Here, the narrator describes how Humphrey spent years searching for his daughter Esther, who disappeared and joined the circus after Brand forced her to take part in his sinful experiments. The allusion to the circus here is significant as, in the mid-19th century (when the story takes place), circus performers were looked down upon and viewed as synonymous with low-lives or criminals. In fact, because of the lewd and sexual nature of the circus in the 1800s, many people believed that women performers were also sex workers.
This historical context helps readers to understand how, given Esther’s new “sinful” profession, it might be easy for Brand (and others) to believe the story that he “ruined her soul.” At the same time, it is notable that the stories Humphrey hears about Esther “perform[ing] marvellous feats” paint her in a positive light.
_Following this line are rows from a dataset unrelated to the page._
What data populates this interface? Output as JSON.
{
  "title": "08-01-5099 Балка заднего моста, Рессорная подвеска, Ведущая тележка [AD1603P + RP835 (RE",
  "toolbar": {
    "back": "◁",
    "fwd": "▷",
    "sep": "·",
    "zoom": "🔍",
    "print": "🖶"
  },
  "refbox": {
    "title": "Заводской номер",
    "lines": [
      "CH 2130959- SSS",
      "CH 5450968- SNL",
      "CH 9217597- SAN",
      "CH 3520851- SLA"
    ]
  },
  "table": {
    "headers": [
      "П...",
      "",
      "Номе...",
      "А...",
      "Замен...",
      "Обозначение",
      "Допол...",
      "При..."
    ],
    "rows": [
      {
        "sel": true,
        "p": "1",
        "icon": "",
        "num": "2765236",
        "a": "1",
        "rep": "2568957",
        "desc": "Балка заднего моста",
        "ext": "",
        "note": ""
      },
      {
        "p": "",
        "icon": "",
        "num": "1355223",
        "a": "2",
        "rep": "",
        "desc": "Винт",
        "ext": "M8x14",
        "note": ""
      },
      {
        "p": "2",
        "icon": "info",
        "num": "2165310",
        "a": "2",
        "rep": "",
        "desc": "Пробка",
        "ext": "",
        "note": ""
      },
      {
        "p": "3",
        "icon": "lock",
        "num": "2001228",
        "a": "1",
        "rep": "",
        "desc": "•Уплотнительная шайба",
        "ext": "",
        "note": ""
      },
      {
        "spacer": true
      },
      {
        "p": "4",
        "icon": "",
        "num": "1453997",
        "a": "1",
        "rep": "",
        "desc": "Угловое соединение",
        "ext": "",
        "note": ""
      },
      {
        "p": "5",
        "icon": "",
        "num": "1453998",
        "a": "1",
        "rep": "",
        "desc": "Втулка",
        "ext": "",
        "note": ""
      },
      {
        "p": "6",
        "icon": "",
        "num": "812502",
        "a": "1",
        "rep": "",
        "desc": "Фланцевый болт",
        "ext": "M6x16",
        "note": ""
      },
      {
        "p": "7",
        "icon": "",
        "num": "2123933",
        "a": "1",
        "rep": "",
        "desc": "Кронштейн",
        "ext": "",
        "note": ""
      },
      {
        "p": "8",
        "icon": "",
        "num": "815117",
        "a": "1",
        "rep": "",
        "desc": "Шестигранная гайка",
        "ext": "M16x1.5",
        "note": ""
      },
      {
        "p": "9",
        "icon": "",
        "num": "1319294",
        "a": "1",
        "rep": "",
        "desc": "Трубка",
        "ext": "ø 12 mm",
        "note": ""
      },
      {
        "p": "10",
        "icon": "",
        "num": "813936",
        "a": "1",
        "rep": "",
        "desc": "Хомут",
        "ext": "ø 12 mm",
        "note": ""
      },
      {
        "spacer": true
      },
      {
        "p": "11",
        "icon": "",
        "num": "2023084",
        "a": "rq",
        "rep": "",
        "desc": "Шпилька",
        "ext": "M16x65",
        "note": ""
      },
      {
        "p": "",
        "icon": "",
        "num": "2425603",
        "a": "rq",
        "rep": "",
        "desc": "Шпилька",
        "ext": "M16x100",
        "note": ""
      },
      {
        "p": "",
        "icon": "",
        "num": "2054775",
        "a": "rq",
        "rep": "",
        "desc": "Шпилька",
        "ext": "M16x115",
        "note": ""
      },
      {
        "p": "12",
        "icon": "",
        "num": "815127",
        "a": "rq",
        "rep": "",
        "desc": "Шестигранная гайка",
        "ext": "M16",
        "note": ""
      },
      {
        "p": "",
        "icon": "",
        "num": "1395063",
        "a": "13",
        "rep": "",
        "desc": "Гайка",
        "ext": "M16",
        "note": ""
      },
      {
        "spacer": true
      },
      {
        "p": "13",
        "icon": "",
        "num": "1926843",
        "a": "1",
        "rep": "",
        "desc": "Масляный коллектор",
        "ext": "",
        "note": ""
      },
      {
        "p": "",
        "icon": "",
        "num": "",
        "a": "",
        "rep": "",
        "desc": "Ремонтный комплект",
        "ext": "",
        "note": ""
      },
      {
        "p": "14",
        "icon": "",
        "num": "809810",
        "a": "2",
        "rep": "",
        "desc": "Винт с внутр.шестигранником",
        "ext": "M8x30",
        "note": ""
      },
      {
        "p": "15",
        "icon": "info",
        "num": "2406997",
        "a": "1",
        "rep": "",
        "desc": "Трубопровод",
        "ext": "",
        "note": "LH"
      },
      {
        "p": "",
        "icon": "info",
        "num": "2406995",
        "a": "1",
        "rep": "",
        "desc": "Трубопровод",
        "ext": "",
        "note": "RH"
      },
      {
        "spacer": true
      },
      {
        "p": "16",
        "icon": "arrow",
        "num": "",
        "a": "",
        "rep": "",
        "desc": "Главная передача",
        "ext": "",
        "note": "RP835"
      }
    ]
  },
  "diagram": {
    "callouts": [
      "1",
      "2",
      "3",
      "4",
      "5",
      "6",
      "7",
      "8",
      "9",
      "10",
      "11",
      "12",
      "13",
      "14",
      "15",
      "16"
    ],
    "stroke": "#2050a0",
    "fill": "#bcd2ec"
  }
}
In this way, the narrator raises the question of whether Brand was really as “successful” in his sinning as he believes himself to be.
When describing the appearance of the lime kiln, the narrator indirectly alludes to John Bunyan’s book The Pilgrim’s Progress, as seen in the following passage:
There was an opening at the bottom of the tower, like an oven-mouth, but large enough to admit a man in a stooping posture, and provided with a massive iron door. With the smoke and jets of flame issuing from the chinks and crevices of this door, which seemed to give admittance into the hill-side, it resembled nothing so much as the private entrance to the infernal regions, which the shepherds of the Delectable Mountains were accustomed to show pilgrims.
The Pilgrim’s Progress is an allegorical novel published in 1678 that tells the story of a Christian man journeying to Heaven, overcoming many challenges in the process. One such challenge is navigating the Delectable Mountains, where trusted shepherds show the man gruesome scenes of how sin leads to suffering. At one point, the shepherds open a door on the side of a mountain, revealing sinners burning in smoky hellfire and crying out for help.
Hawthorne alludes to this part of the story in his description of the lime kiln as the “private entrance to the infernal regions” that “the shepherds of the Delectable Mountains were accustomed to show pilgrims.” This allusion is significant because it establishes, from the start of the story, that, in some ways, the fiery kiln mirrors the fires of hell—after all, it was only after tending to the kiln for years in solitude that Brand transformed into a man obsessed with committing the Unpardonable Sin.
After all of the other men leave the lime kiln, Brand tends to it alone in the darkness, reflecting on his transformation from a simple laborer to a "successful" seeker of knowledge and sin. In this moment, the narrator metaphorically refers to Brand’s achievements as a flower and a fruit, as seen in the following passage:
Thus Ethan Brand became a fiend. He began to be so from the moment that his moral nature had ceased to keep the pace of improvement with his intellect. And now, as his highest effort and inevitable development—as the bright and gorgeous flower, and rich, delicious fruit of his life’s labor—he had produced the Unpardonable Sin!
“What more have I to seek? What more to achieve?” said Ethan Brand to himself. “My task is done, and well done!”
Here, the narrator momentarily moves into Brand’s mind, revealing for readers how Brand views committing the Unpardonable Sin as “the bright and gorgeous flower, and rich, delicious fruit of his life’s labor.” While “fruit of one’s labor” is a relatively common phrase, Brand highlights the metaphor here by describing it as “rich” and “delicious” (as well as mentioning the “bright and gorgeous” flower that turned into said fruit). It’s likely that Hawthorne includes the fruit metaphor here in order to hint at the parallels between Brand’s quest for sin and the story of Original Sin in the Bible, in which Adam and Eve eat a fruit from the Tree of Knowledge, disobeying God in the process.
While Brand prides himself on his efforts—referring to his quest for the Unpardonable Sin as a job “well done”—Hawthorne is clearly encouraging readers to question if this is really the case. The Search for Knowledge, Hawthorn subtly argues via this metaphor and biblical allusion, only leads to suffering.